Plus I also find it difficult to believe that 100% of Russian speakers support joining Russia: some might prefer Ukraine as the lesser of two evils, while actually preferring true independence.

So in short I think that 97% would be too high for even a boycott. It’s probably either vote rigging or intimidation or both.

It’s not too difficult to get 97% in favor of succession when the turnout is so high. In the city of Sevastapol the turnout was 123 percent!

Wow. Did they import the residents of Chicago’s cemeteries?

As I understand it, the options in the referendum were “Yes, Crimea should join Russia”, or “Yes, Crimea should revert to its 1992 constitution (which states that it’s a part of Russia)”.

So I guess Sevastopol is part of the deal? Because it’s “in” Crimea, but has a special status as its own entity, and isn’t the capital. As I read it, it looks like both Crimea and Sevastopol had separate votes towards the same result. Will it be united with Crimea as one state in Russia?

Sevastopol is also a port occupied by a Russian fleet, so a little different from the rest of Ukraine politically and socially already.

Why the assumption that the vote was rigged? Most people expected strong support for rejoining Russia; plebiscites can and do result in extremely large majorities; the opposition has refused to vote; Crimeans who voted in the Party of Regions have been horrified to see a minority protest group (Euromaidan) seize power without an election and immediately make overtures to ban their political opponents, put far-right, anti-Russian politicians in key ministerial positions and demote the status of the Russian language.

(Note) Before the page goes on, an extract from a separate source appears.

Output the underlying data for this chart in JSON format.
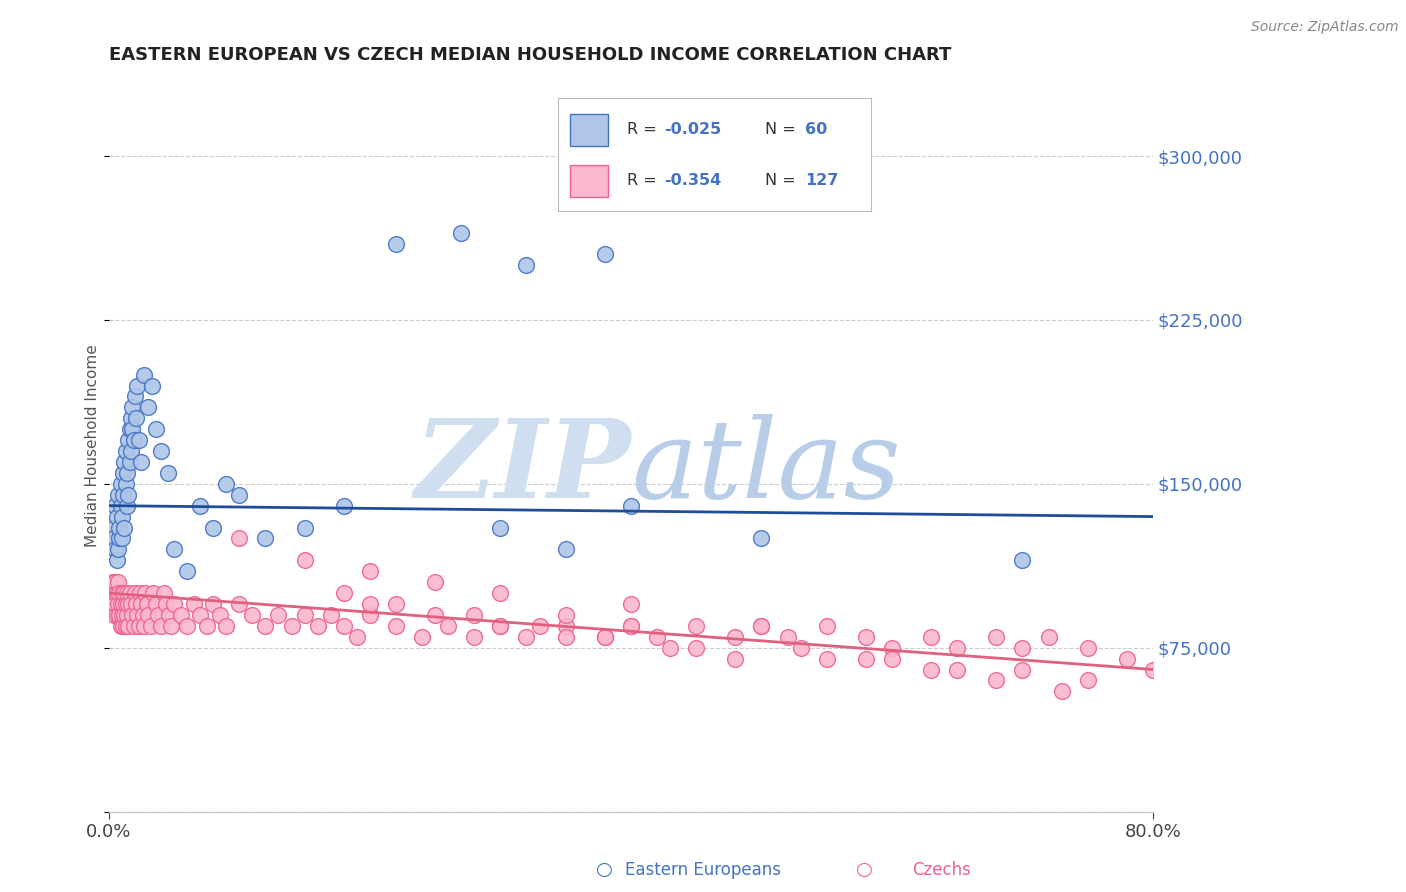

Even the opprobrium of Western leaders has been that the referendum is ‘unconstitutional’ and ‘rushed’, not fraudulent. Given that these talking heads just supported the decidedly unconstitutional movement of “demanding a unilateral change in government without an election because we don’t like our president’s policy decisions” only a few months ago, complaining that a plebiscite doesn’t sit with Kiev’s 2004 constitution all seems rather silly.

The narrative of ‘big, bad Russia and its tyrants versus earnest Western liberal democracy’ is an appealing one, but the situation in Eastern Europe is a lot more complicated than it looks.

Because the country was invaded, a quick vote was called, and it turned out extremely favorably to the invading country. Whether it was rigged or not, the outcome is invalid because of the circumstances.

Because only about 70-80% of people voted for the president seen as pro-Russian in the 2010 election, so why would 97% of those same voters vote to rejoin Russia?

Also as I said Crimea is not pure ethnic Russians. It has various other groups that are seen as hostile to Russia.

This outcome is about what I expected. The Russians didn’t allow members of the Organisation for Security and Co-operation in Europe to observe the election. This suggests there was cheating going on - if the election were held fairly, wouldn’t they want observers to validate it?

What percentage of elections are ‘validated’ by the “Organisation for Security and Co-operation in Europe” and,at the very least, why aren’t they in Florida every four years?

I don’t think elections in Florida take place with foreign troops on the ground. Neither are they the kind of elections where you’re allowed to vote with a Mexican passport. And they’re not usually organised two weeks in advance, giving no time for a proper campaign, and with an important regional TV network having been banned from broadcasting.

Are you saying you’re surprised Florida elections aren’t more reliable?